Outputs and Outcomes

Through an architecture able to perform across geographically separated locations the following outcomes are targeted: 

• Automated provisioning of high-performance, durable, and reliable storage with access and authorisation rights based on unique project identifiers
• Ability for nominated primary contact (“owner”) of project data to share and control access to this space
• Automated and integrated workflow and/or quality assured data ingest processes, including generation of searchable metadata, from instruments, people, and other sources
• Immediate visibility of the storage to sector and public cloud resources and simplified data shipping to and management of data at national peak or local high-performance facilities or local stores across multiple locations.
• A comprehensive audit trail of events performed on datasets to a searchable metadata repository
• Upon completion of use of data, the facility to ‘package up’ the dataset(s) and ship them to one or more repositories while registering metadata with one or more data directories including the Australian National Data Services’ Research Data Australia index.
• Flexible data interrogation, discovery, rediscovery, and recovery via RDA and other directories.

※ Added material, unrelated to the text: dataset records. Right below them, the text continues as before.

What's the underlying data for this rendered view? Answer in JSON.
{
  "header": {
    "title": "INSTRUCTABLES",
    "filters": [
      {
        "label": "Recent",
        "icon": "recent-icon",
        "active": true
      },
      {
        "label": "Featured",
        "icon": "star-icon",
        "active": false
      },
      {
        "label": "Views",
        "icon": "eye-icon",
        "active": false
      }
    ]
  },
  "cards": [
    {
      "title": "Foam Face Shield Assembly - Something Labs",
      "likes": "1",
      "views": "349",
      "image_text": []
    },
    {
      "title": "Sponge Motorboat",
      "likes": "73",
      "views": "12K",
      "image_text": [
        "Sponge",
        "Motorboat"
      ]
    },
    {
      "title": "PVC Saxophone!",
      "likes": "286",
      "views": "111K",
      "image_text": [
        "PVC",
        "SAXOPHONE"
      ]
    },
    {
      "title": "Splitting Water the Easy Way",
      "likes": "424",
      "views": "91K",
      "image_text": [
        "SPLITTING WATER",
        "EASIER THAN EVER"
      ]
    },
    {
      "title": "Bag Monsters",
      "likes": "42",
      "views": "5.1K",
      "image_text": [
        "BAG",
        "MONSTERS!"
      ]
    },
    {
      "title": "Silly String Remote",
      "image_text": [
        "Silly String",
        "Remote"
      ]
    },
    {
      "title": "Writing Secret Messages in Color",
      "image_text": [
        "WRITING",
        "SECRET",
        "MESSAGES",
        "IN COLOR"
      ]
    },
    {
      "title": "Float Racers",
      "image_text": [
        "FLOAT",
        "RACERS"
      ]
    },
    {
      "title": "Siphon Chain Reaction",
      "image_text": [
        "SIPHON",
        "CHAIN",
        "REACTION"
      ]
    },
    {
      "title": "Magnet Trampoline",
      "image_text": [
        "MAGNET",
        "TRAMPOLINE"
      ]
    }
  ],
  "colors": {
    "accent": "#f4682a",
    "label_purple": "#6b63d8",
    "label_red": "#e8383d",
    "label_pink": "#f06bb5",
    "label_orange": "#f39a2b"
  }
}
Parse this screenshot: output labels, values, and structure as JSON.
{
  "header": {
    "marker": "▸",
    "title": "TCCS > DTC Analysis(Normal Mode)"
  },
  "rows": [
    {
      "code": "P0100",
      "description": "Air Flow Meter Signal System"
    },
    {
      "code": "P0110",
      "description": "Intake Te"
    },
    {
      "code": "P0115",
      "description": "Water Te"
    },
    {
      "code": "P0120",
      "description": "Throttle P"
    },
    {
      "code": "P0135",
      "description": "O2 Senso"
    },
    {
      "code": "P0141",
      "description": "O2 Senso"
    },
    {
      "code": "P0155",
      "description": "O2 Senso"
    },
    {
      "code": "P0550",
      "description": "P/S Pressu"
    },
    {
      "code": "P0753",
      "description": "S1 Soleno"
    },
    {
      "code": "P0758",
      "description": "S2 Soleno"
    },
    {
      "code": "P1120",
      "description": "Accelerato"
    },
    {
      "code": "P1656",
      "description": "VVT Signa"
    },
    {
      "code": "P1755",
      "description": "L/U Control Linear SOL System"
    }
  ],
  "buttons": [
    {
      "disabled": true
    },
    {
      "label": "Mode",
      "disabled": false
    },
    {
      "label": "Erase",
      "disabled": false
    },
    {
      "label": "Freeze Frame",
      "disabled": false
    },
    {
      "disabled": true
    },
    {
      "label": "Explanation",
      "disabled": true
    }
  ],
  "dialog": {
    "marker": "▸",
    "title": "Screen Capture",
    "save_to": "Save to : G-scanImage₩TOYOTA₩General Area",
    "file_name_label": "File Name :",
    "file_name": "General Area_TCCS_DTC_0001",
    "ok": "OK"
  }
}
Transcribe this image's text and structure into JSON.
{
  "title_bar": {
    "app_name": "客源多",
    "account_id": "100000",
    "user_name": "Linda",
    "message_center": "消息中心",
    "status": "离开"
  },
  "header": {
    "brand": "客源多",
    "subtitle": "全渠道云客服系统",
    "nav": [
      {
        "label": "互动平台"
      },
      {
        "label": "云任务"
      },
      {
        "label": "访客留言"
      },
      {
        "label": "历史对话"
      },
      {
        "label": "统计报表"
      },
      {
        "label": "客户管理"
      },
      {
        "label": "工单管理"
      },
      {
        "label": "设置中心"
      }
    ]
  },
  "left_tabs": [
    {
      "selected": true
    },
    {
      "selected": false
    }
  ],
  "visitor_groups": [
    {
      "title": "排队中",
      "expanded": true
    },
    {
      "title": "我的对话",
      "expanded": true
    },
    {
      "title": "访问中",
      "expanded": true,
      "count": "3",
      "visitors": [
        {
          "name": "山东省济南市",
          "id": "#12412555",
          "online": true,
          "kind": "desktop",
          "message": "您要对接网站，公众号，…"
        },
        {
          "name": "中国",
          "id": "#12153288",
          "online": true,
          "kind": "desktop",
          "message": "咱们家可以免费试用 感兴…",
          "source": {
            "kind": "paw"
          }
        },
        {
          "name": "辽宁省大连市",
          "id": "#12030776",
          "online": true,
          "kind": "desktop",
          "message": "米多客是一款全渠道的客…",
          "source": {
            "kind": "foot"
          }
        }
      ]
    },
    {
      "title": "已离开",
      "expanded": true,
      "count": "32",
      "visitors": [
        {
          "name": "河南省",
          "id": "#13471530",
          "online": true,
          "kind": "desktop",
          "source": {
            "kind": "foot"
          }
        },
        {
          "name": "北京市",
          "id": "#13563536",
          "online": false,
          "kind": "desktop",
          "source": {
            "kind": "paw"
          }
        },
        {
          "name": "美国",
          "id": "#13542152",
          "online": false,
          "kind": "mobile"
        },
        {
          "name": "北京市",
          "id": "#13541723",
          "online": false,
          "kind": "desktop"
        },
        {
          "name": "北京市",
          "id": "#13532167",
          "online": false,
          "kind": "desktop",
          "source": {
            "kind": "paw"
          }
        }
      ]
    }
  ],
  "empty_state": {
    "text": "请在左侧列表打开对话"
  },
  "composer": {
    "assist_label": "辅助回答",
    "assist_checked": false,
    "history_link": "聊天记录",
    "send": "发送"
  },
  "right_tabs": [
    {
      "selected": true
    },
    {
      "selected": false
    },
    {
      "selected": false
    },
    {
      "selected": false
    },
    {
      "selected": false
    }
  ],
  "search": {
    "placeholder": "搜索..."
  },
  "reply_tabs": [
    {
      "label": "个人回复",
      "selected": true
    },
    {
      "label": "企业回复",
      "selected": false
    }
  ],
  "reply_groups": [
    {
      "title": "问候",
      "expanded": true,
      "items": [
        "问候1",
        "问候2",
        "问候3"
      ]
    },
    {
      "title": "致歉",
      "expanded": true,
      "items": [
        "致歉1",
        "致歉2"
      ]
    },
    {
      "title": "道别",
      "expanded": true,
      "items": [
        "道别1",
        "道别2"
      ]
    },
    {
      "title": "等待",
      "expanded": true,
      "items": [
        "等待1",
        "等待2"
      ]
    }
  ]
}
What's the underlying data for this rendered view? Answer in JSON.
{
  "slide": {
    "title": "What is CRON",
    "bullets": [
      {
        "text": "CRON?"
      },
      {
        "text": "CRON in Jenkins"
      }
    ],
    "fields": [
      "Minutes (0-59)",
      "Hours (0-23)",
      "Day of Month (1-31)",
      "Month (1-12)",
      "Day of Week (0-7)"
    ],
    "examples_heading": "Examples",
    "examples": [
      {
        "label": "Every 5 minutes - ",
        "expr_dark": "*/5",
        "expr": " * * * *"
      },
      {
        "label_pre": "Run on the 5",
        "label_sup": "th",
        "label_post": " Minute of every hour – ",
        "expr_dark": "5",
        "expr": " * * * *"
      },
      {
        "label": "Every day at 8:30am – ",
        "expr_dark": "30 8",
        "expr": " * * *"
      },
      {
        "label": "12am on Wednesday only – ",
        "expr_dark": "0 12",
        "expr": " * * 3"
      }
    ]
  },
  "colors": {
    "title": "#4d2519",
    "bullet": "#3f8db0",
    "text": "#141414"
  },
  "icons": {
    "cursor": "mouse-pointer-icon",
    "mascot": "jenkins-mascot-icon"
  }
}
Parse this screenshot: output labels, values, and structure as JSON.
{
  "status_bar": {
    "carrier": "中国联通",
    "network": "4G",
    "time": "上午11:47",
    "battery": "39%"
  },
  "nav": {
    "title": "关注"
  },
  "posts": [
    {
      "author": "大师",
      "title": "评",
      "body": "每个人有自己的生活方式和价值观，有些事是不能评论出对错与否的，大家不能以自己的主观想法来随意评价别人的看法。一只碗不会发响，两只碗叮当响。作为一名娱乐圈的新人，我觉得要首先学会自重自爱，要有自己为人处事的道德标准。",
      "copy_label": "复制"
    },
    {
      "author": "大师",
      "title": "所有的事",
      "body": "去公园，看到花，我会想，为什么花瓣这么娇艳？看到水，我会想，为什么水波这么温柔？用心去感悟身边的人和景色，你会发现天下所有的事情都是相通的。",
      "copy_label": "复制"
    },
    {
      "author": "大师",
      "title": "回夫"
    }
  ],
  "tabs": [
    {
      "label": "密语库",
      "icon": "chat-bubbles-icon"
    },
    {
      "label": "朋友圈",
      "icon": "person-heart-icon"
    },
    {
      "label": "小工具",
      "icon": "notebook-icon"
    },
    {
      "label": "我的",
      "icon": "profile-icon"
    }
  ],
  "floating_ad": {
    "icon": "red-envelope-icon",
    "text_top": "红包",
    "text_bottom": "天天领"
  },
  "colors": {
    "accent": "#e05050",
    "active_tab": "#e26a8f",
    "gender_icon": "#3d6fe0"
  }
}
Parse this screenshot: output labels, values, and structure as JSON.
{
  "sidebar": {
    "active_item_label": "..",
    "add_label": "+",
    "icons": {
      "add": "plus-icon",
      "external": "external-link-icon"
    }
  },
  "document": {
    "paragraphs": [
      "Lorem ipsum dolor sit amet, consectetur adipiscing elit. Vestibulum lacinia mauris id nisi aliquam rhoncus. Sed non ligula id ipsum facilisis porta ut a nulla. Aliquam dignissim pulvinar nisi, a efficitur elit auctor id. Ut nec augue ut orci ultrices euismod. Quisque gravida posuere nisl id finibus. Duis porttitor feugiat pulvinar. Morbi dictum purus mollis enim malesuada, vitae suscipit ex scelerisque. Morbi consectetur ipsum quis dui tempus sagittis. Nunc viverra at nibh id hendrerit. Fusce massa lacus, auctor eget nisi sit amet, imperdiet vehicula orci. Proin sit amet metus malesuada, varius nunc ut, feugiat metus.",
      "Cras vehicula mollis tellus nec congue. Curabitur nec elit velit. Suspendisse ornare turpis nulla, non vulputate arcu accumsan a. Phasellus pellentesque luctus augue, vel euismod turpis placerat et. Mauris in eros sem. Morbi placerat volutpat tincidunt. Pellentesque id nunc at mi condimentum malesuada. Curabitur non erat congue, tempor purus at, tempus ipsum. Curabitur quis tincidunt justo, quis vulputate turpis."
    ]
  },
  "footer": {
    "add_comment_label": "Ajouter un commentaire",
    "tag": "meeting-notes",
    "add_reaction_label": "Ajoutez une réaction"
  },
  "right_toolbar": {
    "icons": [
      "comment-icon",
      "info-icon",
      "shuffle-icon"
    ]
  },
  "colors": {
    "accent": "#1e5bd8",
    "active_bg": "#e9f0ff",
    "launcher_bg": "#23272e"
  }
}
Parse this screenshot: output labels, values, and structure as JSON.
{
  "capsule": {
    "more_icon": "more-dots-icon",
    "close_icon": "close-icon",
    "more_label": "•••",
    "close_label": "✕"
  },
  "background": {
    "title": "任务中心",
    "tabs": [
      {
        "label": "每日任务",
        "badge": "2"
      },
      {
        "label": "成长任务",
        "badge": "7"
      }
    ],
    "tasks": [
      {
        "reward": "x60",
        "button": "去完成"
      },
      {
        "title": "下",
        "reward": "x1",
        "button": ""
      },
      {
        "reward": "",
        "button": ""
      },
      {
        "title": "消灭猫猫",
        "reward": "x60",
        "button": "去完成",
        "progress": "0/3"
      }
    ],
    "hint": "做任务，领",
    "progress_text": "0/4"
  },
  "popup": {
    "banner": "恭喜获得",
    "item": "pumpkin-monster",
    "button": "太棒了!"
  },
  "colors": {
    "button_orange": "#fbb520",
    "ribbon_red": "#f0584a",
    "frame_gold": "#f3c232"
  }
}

The pilot program, with Australia’s academic network provider, AARNet, provides the foundation functional and technical designs upon which further workflows and services can be built, based on AARNet’s OwnCloud implementation called CloudStor. The core outcomes for this body of work, which are applicable across our current and potential future architectures, include:

• Simpler access for a wider audience of researchers to nationally funded and local storage resources
• Implementation and refinement of an extensible research data metadata schema based on international best practice 
• Improved flexibility and utility of national and local shared and private storage resources for collaboration, engagement, interrogation, and re-use
• Improved data provenance through improved life-cycle tracking 
• Evaluation of, and blueprint designs for, ingest and metadata harvesting tools
• Improved utility of the data through simplified access to sector and public cloud compute environments
• Improved durability and re-use of data through tracking of archiving to trusted repositories
• Development of enhanced federated identity services across infrastructures and services

The target output is a flexible, end-to-end research data management solution across multiple user, organization and domain groups and multiple geographical locations.  Rather than a processing platform, this is a data library framework to be flexible in performance, interrogation, and sharing which can then feed into workflow driven analysis, processing, and access platforms.